Если уж на то пошло, я хорошо понимала нежелание Эммы принимать в этом участие. Сначала она вообще наотрез отказалась, сказав, что всё это поставит ее в затруднительное положение. Что гадание по руке и на чайных листьях среди друзей – это одно, но брать за это деньги?..

Она сдалась лишь тогда, когда я решила использовать ее же собственный метод убеждения: «Эмма, я тебя умоляю, смотри на жизнь проще. Никто не обратит на это внимания. Всё делается ради церковной крыши».

– И последнее, – детектив Сандерс вновь обратилась к своей записной книжке, но на этот раз – демонстративно, как актер, который изображает неуверенность. Я взглянула на часы, раздумывая над тем, когда появится Марк, и сожалея о том, что сама послала его за газетами. – Просто когда я просмотрела те записи ваших показаний, которые сделала вчера вместе со своими коллегами…

Я взглянула на дверь игровой комнаты. Она была прикрыта, но, хотя я слышала, что там достаточно громко работает телевизор, я вдруг разволновалась, что Бен может нас услышать. Подошла к двери и закрыла ее, ощутив рукой неожиданный холод бронзовой ручки. И вспомнила то, другое ощущение, которое всё это время тщетно пыталась выбросить из головы. Ее тепло на моих руках. Ее запах. Ее текстуру. Мое желание убрать руку и в то же время понимание, что я не могу этого сделать. Не должна этого делать.

– Понимаете… Для вас это, должно быть, стало настоящим кошмаром, миссис Эдвардс. Ужас. Но я не могу понять одну вещь, – тут офицер сделала паузу, – из ваших свидетельских показаний никак не следует, что вы закричали. Я имею в виду, позвали на помощь.

Я отпустила дверную ручку и несколько раз вытерла ладони о джинсы.

– У вас есть дети, инспектор?

– Нет, – она выглядела сбитой с толку. – А почему вы спрашиваете?

– Я не закричала, потому что на пороге стоял мой сын. – Я продолжала вытирать руки о джинсы. – Я попросила его подождать минутку. Он – послушный мальчик и обычно выполняет мои просьбы. Но если б я закричала, он вбежал бы в дом. А ему всего четыре.

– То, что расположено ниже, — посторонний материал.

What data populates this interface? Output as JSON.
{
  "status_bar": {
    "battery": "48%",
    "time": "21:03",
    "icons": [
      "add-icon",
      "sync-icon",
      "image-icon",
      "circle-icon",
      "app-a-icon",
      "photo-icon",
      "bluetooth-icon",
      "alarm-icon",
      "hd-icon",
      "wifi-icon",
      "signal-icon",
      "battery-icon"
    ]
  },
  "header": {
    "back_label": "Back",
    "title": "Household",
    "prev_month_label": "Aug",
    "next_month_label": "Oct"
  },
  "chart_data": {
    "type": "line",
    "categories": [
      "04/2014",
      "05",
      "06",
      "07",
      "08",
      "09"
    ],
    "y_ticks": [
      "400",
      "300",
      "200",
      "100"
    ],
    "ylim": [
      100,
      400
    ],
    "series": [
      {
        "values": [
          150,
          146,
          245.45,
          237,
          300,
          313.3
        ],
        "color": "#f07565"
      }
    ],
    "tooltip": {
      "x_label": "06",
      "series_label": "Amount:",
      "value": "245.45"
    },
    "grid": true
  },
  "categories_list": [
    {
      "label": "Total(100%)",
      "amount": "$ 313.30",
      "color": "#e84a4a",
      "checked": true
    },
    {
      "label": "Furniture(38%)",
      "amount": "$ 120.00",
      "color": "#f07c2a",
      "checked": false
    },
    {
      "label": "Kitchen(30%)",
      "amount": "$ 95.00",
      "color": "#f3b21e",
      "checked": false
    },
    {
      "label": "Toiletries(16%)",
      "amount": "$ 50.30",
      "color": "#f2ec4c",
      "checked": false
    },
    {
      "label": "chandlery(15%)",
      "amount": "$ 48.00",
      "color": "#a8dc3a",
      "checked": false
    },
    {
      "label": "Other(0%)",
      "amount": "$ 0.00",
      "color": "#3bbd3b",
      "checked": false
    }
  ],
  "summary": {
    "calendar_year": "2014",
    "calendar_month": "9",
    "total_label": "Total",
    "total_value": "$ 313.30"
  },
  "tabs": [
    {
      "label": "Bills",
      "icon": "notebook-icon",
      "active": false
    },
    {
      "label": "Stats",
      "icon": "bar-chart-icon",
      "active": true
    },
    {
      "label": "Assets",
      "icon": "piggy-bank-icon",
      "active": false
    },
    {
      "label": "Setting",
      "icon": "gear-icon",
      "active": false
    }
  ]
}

Детектив Сандерс попеременно смотрела то на меня, то в свою записную книжку.

– А. Ну да, конечно. Понятно. Это нечетко отражено в ваших вчерашних показаниях, – она еще раз проглядела свои записи, проводя ручкой сверху вниз по странице. – Вы сделали всё, что смогли. Я ни в коей мере не предполагаю… – Она как будто защищалась от меня, но ее голос звучал по-доброму. – Что ж, я думаю, это всё.

В этот момент я наконец услышала, как Марк поворачивает ключ в двери. Мы обе посмотрели в сторону прихожей, и, когда он появился в комнате, выражение его лица изменилось с озадаченного на раздраженное.

– Мы с миссис Эдвардс обсудили пару вопросов…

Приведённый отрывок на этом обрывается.